The Reverend Kate Lehman, pastor of St. Theresa of Ávila Ecumenical Catholic Community in Phoenix, shared a very personal story about the birth of her son in 1972, before Roe. She shared a room with a woman whose baby had been dead for two months but remained in her body. At that time, the law stipulated that she had to wait for her body to expel the lifeless fetus.

“My heart ached so much for her,” she said. “What we do to our fellow human beings is incomprehensible. I pray that whoever thinks they are the most knowledgeable realizes that there are a million stories out there.

Pastor Susan Valiquette of First Church UCC (United Church of Christ) in Phoenix said all clergy come from traditions that honor women. She prayed for an end to the misogyny that drives public policies, for equal rights and solidarity.

Rabbi Dr. Shmuly Yanklowitz, president and dean of Valley Beit Midrash, also joined the prayer circle but chose not to speak.

He told Jewish News after the event that he only wanted “to be a silent, supportive ally in the presence.”

After the last person spoke, all present were invited to read a non-denominational prayer asking for courage, strength and perseverance in the pursuit of justice.

A few non-clergy also came to watch the event.

Tracy Contant, a loyal OB-GYN and CBI, was there to thank the clergy for their attendance.

“I want to be part of something bigger than me when I stand up for women every day,” she said.

She was accompanied by fellow CBI stalwart Jennifer Kirshner, who came because “more voices are needed in this battle,” she said.

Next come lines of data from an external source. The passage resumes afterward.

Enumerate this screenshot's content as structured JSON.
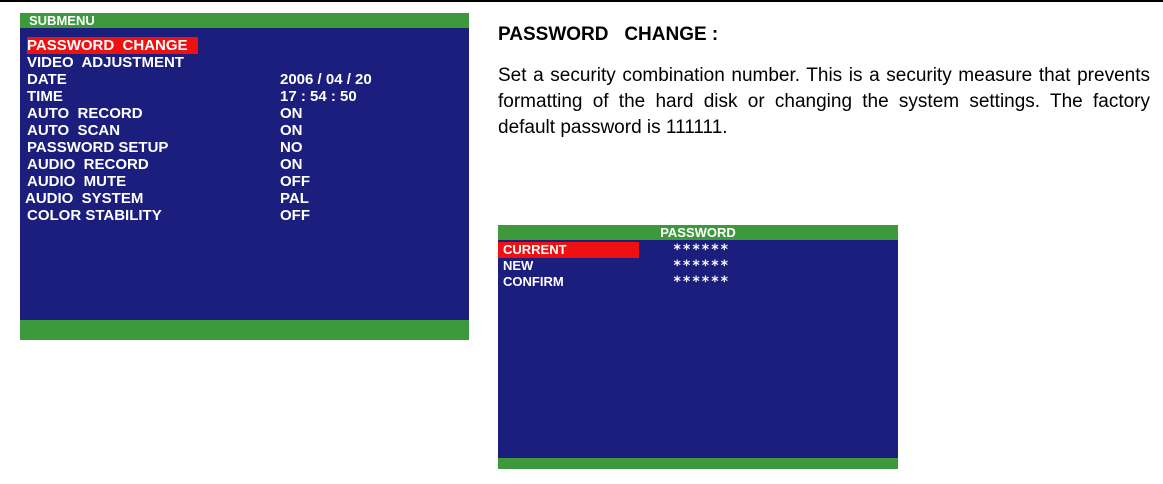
{
  "submenu": {
    "title": "SUBMENU",
    "items": [
      {
        "label": "PASSWORD  CHANGE",
        "value": ""
      },
      {
        "label": "VIDEO  ADJUSTMENT",
        "value": ""
      },
      {
        "label": "DATE",
        "value": "2006 / 04 / 20"
      },
      {
        "label": "TIME",
        "value": "17 : 54 : 50"
      },
      {
        "label": "AUTO  RECORD",
        "value": "ON"
      },
      {
        "label": "AUTO  SCAN",
        "value": "ON"
      },
      {
        "label": "PASSWORD SETUP",
        "value": "NO"
      },
      {
        "label": "AUDIO  RECORD",
        "value": "ON"
      },
      {
        "label": "AUDIO  MUTE",
        "value": "OFF"
      },
      {
        "label": "AUDIO  SYSTEM",
        "value": "PAL"
      },
      {
        "label": "COLOR STABILITY",
        "value": "OFF"
      }
    ],
    "selected_index": 0
  },
  "section": {
    "title": "PASSWORD   CHANGE :",
    "body": "Set a security combination number. This is a security measure that prevents formatting of the hard disk or changing the system settings. The factory default password is 111111."
  },
  "password": {
    "title": "PASSWORD",
    "rows": [
      {
        "label": "CURRENT",
        "value": "******"
      },
      {
        "label": "NEW",
        "value": "******"
      },
      {
        "label": "CONFIRM",
        "value": "******"
      }
    ],
    "selected_index": 0
  },
  "colors": {
    "screen_bg": "#1b1e7c",
    "header_green": "#3c9a3c",
    "highlight_red": "#ee1111",
    "text_white": "#ffffff"
  }
}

“The religious right has kidnapped this pro-life movement and I’m thrilled to see the religious community coming together – it’s truly beautiful.”

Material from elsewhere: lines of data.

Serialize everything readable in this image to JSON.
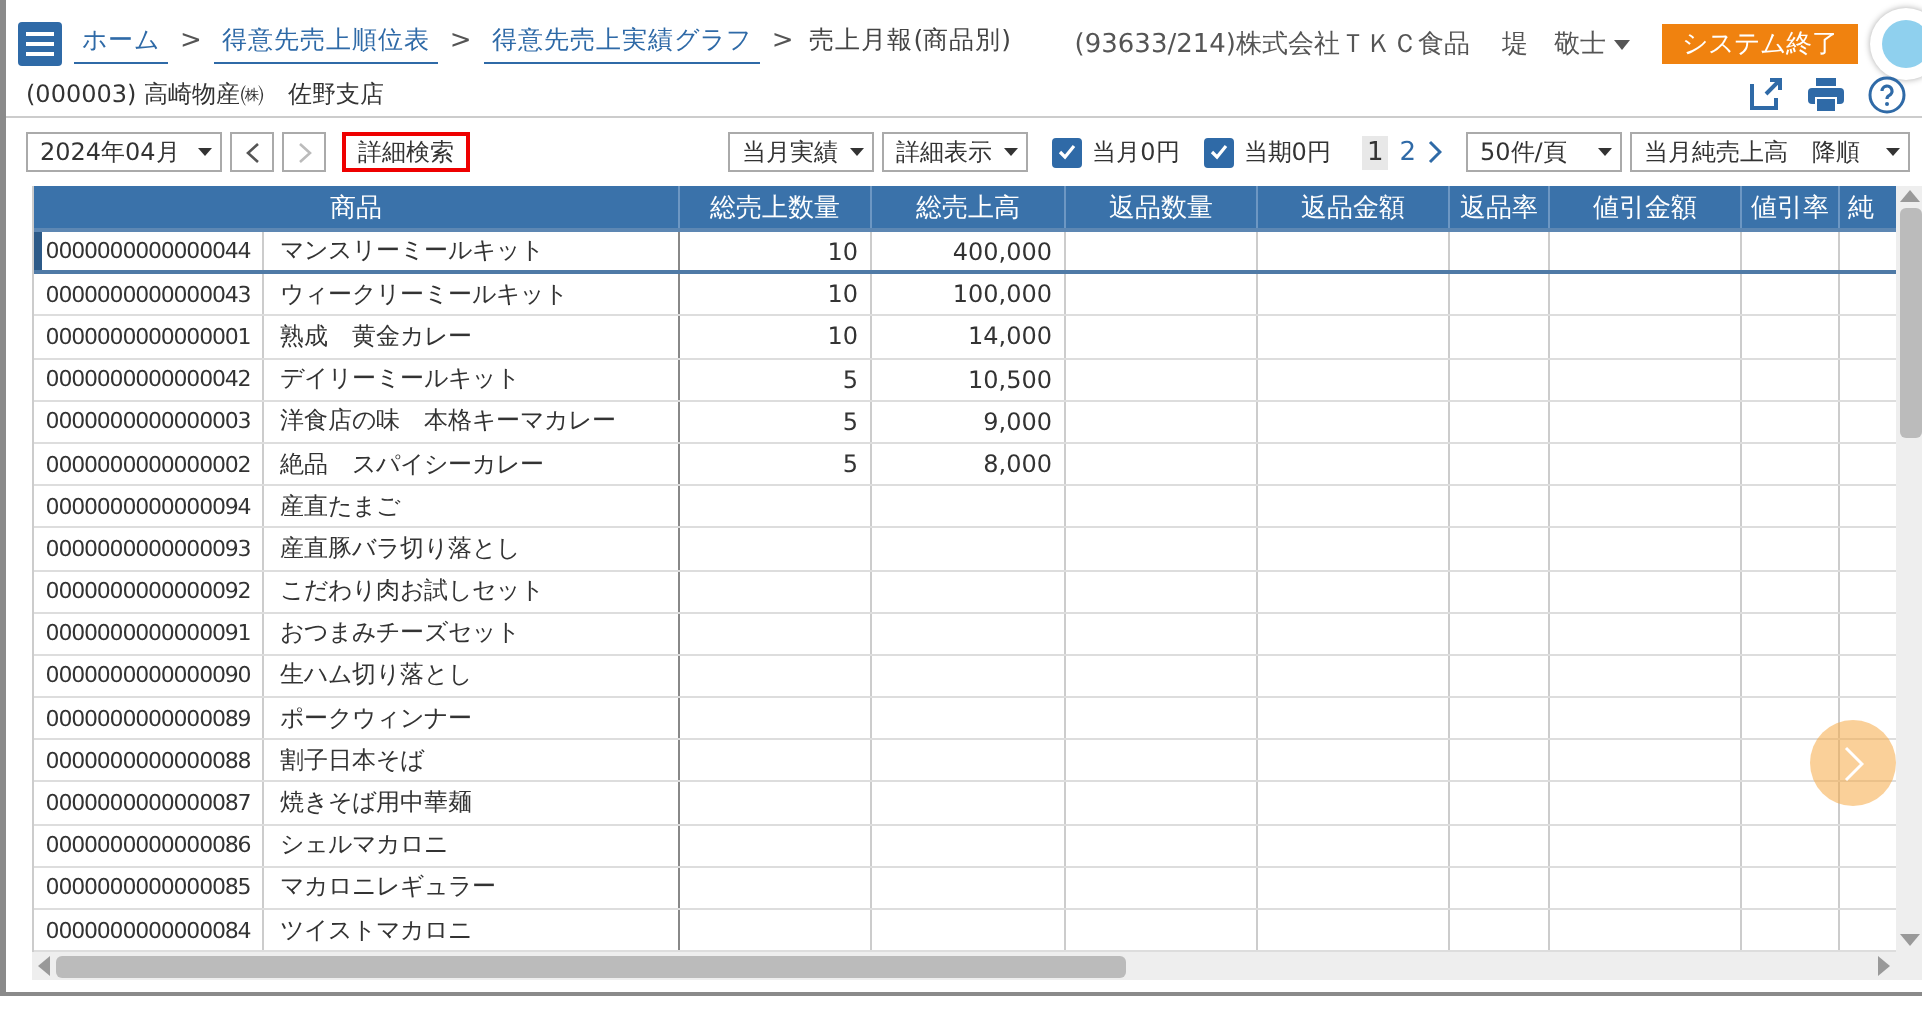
{
  "header": {
    "breadcrumbs": [
      {
        "label": "ホーム",
        "link": true
      },
      {
        "label": "得意先売上順位表",
        "link": true
      },
      {
        "label": "得意先売上実績グラフ",
        "link": true
      },
      {
        "label": "売上月報(商品別)",
        "link": false
      }
    ],
    "separator": ">",
    "company": "(93633/214)株式会社ＴＫＣ食品",
    "user": "堤　敬士",
    "exit_button": "システム終了"
  },
  "subheader": {
    "customer": "(000003) 高崎物産㈱　佐野支店"
  },
  "toolbar": {
    "month": "2024年04月",
    "search_button": "詳細検索",
    "period": "当月実績",
    "display": "詳細表示",
    "checkboxes": [
      {
        "label": "当月0円",
        "checked": true
      },
      {
        "label": "当期0円",
        "checked": true
      }
    ],
    "pages": [
      {
        "label": "1",
        "selected": true
      },
      {
        "label": "2",
        "selected": false
      }
    ],
    "page_size": "50件/頁",
    "sort": "当月純売上高　降順"
  },
  "table": {
    "columns": [
      "商品",
      "総売上数量",
      "総売上高",
      "返品数量",
      "返品金額",
      "返品率",
      "値引金額",
      "値引率",
      "純"
    ],
    "rows": [
      {
        "code": "0000000000000044",
        "name": "マンスリーミールキット",
        "quantity": "10",
        "sales": "400,000",
        "selected": true
      },
      {
        "code": "0000000000000043",
        "name": "ウィークリーミールキット",
        "quantity": "10",
        "sales": "100,000",
        "selected": false
      },
      {
        "code": "0000000000000001",
        "name": "熟成　黄金カレー",
        "quantity": "10",
        "sales": "14,000",
        "selected": false
      },
      {
        "code": "0000000000000042",
        "name": "デイリーミールキット",
        "quantity": "5",
        "sales": "10,500",
        "selected": false
      },
      {
        "code": "0000000000000003",
        "name": "洋食店の味　本格キーマカレー",
        "quantity": "5",
        "sales": "9,000",
        "selected": false
      },
      {
        "code": "0000000000000002",
        "name": "絶品　スパイシーカレー",
        "quantity": "5",
        "sales": "8,000",
        "selected": false
      },
      {
        "code": "0000000000000094",
        "name": "産直たまご",
        "selected": false
      },
      {
        "code": "0000000000000093",
        "name": "産直豚バラ切り落とし",
        "selected": false
      },
      {
        "code": "0000000000000092",
        "name": "こだわり肉お試しセット",
        "selected": false
      },
      {
        "code": "0000000000000091",
        "name": "おつまみチーズセット",
        "selected": false
      },
      {
        "code": "0000000000000090",
        "name": "生ハム切り落とし",
        "selected": false
      },
      {
        "code": "0000000000000089",
        "name": "ポークウィンナー",
        "selected": false
      },
      {
        "code": "0000000000000088",
        "name": "割子日本そば",
        "selected": false
      },
      {
        "code": "0000000000000087",
        "name": "焼きそば用中華麺",
        "selected": false
      },
      {
        "code": "0000000000000086",
        "name": "シェルマカロニ",
        "selected": false
      },
      {
        "code": "0000000000000085",
        "name": "マカロニレギュラー",
        "selected": false
      },
      {
        "code": "0000000000000084",
        "name": "ツイストマカロニ",
        "selected": false
      }
    ]
  }
}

After the event, Stein Kokin told Jewish News she hoped to see balanced legislation and pointed out that Jewish law is nuanced on the issue of abortion.

“It’s a case-by-case thing,” she said. “It’s important that we don’t just have old laws – we’re in the 21st century and the legislature needs to speak to our reality.”

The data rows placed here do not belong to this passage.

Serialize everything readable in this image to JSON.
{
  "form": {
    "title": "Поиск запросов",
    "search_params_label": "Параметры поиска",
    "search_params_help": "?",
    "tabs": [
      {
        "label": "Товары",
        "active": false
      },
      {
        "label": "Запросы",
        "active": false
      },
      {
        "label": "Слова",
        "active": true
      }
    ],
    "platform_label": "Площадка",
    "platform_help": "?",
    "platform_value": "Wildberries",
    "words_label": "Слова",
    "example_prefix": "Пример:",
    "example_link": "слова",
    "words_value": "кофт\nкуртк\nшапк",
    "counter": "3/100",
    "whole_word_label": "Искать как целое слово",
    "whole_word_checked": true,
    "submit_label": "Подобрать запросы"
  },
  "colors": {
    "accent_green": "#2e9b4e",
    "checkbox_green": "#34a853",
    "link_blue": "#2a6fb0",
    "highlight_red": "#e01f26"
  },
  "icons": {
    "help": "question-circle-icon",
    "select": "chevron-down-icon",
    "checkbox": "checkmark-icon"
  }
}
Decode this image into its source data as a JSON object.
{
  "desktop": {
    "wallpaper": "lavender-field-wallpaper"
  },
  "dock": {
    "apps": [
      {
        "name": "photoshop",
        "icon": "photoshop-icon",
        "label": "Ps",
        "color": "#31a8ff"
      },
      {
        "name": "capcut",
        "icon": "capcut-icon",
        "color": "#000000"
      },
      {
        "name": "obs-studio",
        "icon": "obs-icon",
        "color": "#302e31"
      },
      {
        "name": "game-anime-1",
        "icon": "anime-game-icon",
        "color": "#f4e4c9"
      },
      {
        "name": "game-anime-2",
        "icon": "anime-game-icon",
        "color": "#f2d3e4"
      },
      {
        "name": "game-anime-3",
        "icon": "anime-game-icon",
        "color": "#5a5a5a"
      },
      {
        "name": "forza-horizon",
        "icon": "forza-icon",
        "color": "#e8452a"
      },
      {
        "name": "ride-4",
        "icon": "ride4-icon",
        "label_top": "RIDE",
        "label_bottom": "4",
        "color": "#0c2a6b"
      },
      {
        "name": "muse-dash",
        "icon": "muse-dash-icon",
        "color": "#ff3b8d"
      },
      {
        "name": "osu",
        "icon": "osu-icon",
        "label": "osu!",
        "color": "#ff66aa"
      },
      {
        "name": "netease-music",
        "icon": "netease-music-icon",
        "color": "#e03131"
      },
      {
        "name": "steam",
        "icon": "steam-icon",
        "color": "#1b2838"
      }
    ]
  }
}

She decided to talk about young people because, as a mother of two young girls, “young people are particularly close to my heart”.

The rabbi said she had witnessed the “enormous fear” of teenagers who don’t know what the future holds – something “we took for granted”.

Sharfman called Arizona’s bans a “violation of our religious rights” that interferes with “religious freedom, something we cannot tolerate.”

According to a poll, American Jews support abortion rights more than any other religious group. Non-Orthodox Jews have been at the forefront of advocacy against the current wave of abortion legislation. Some Orthodox groups said they applauded the Dobbs v. Jackson decision while continuing to believe abortion should be allowed in some cases. Scholars of Jewish law widely agree that it requires abortion when the pregnant person’s health is at risk, although there is disagreement on what constitutes such a risk.

Imam Omar Tawil, associate imam and chaplain of the Islamic Community Center of Tempe and Arizona State University, planned to attend but was called in for a death in his community.

Also in attendance were Paul Rockower, executive director of the Greater Phoenix Jewish Community Relations Council and Eddie Chavez Calderon, campaign director for Arizona Jews for Justice. jn

This article incorporated material from the Jewish Telegraphic Agency.